Max: So the probability of winning the lottery, given that you bought a ticket is small, vanishingly small. The probability of winning the lottery given that you did not buy a ticket is zero. That's almost like a tautology there but it illustrates the problem. Because when it's not so clear, people make the observation like they didn't buy a ticket because if they bought a ticket, that probability is small. So that that would be a crazy thing to say.

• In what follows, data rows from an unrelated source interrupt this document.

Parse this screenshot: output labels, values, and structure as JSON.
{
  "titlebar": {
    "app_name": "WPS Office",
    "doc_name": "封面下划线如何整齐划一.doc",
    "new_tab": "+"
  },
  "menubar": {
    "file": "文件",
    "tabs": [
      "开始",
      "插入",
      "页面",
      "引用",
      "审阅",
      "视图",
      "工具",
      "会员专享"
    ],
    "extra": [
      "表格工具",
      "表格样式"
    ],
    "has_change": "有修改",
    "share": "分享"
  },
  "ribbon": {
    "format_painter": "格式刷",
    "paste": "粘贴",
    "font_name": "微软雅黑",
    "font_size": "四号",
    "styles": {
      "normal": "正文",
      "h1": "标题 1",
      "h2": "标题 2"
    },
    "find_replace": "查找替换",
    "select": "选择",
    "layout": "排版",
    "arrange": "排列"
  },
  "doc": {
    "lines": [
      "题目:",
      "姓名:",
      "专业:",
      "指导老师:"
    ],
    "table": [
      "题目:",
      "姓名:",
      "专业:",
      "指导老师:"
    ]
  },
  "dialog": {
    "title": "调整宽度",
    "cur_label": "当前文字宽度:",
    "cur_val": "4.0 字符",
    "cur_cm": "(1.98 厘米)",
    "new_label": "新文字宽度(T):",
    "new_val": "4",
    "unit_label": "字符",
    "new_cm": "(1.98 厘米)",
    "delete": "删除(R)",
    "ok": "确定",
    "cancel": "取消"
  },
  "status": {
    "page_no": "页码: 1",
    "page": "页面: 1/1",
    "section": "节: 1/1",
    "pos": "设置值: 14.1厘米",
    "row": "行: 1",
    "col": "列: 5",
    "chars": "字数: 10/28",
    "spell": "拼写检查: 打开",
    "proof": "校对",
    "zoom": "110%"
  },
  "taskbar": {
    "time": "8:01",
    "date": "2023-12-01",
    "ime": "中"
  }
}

Aubrey: That's right. And Bayes' theorem, by the way, it's sorted this all out immediately. You can put these things into Bayes' theorem, the conditional probabilities for some theories can be zero as it is here. It will tell you even though your your likelihood was very, very small of that data, whatever prior you associate to it, you now have to believe it because it's the only theory of the case that could explain what you've observed.

Max: A couple of issues left. One is something that you're calling the implicitly uniform prior. We've talked about uniform priors on the show. How it's not always the right way to go. What's the implicit uniform prior? And what are the issues that you see with uniform priors?

Aubrey: Again, in this kind of context of arguing about priors, which is really where all of criticism of Bayesian statistics ultimately winds up, one of the questions is, how do you represent ignorance, let's say over many different possible hypotheses or values of some parameter and a model or whatever is appropriate. Some people use kind of uniform distributions and their reasons for and against that kind of arguments back and forth. 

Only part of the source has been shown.